И, как уже было сказано, Юргис не ошибся. Он не простоял и получаса у ворот бойни Брауна, как один из мастеров заметил его фигуру, возвышавшуюся надо всеми, и знаком подозвал его к себе. Последовал краткий деловой разговор:

— Говоришь по-английски?

— Нет, литовец. (Юргис старательно заучил это слово.)

— Работу?

— Да. (Кивок.)

— Раньше здесь работал?

— Не понимай.

(Мастер знаками пояснил свой вопрос. Юргис энергично замотал головой.)

— Сгребать кишки?

— Не понимай. (Отрицательно покачал головой.)

— Zarnos. Pagaiksztis. Szluota. (Подражательные движения.)

— Да.

— Видишь дверь? Durys? (Мастер показал на дверь.)

— Да.

— Завтра в семь утра. Понял? Rutoj! Prieszpietys! Septyni!

— Dekui, tamistai! (Благодарю вас!)

Вот и все. Юргис повернулся, потом, озаренный, словно молнией, сознанием своей победы, издал вопль, подпрыгнул и помчался во весь дух. Он устроился на работу! Он устроился на работу! Всю дорогу он летел, как на крыльях, и ураганом ворвался в дом, к негодованию многочисленных жильцов, которые только что вернулись с ночной смены и собирались спать.
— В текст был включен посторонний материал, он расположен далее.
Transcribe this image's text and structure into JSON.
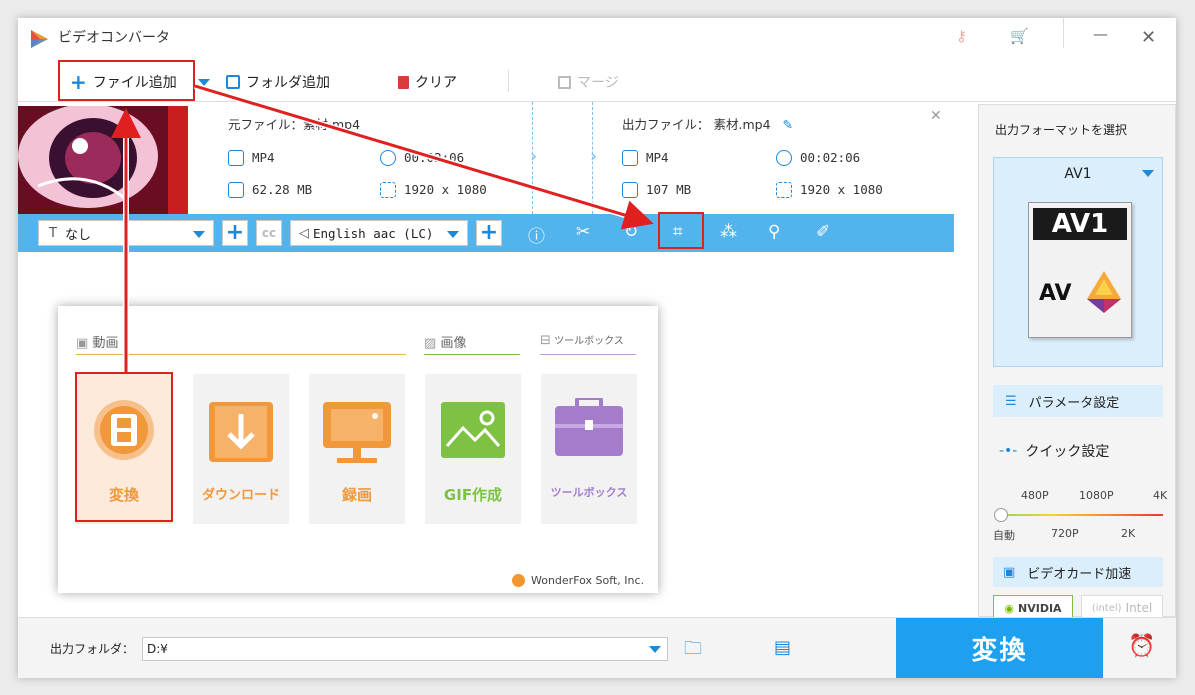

Тем временем Иокубас повидал своего друга-полисмена, тот его обнадежил, и все были счастливы. И так как больше делать в этот день было нечего, то, оставив лавку под присмотром Люции, Иокубас отправился показывать друзьям достопримечательности Мясного городка, словно помещик, который водит друзей по своим владениям; ведь он был старожилом, все эти чудеса появились на его глазах, и в нем жила гордость собственника. Пусть вся местность принадлежит мясным королям, он заявлял права только на окрестные виды, а против этого никто не мог возразить.

* * *

Они шли по оживленной улице, которая вела к бойням. Было еще раннее утро — самое напряженное время. Равномерный поток людей вливался в ворота: в этот час на работу выходили служащие — конторщики, стенографистки и прочие. Женщин ожидали большие повозки, запряженные парой лошадей, которые пускались вскачь, как только заполнялись все места. Откуда-то, словно далекий рев океана, доносилось мычание скота. И теперь наши друзья пошли на этот звук, сгорая от нетерпения, словно дети, завидевшие зверинец, на который все это было очень похоже. Они перебрались через железнодорожное полотно и тут по обеим сторонам улицы увидели загоны, набитые скотом; им хотелось остановиться и посмотреть, но Иокубас потянул их к лестнице, которая вела на висячую галерею, откуда все было видно. Там они застыли, затаив дыхание, раскрыв глаза от удивления.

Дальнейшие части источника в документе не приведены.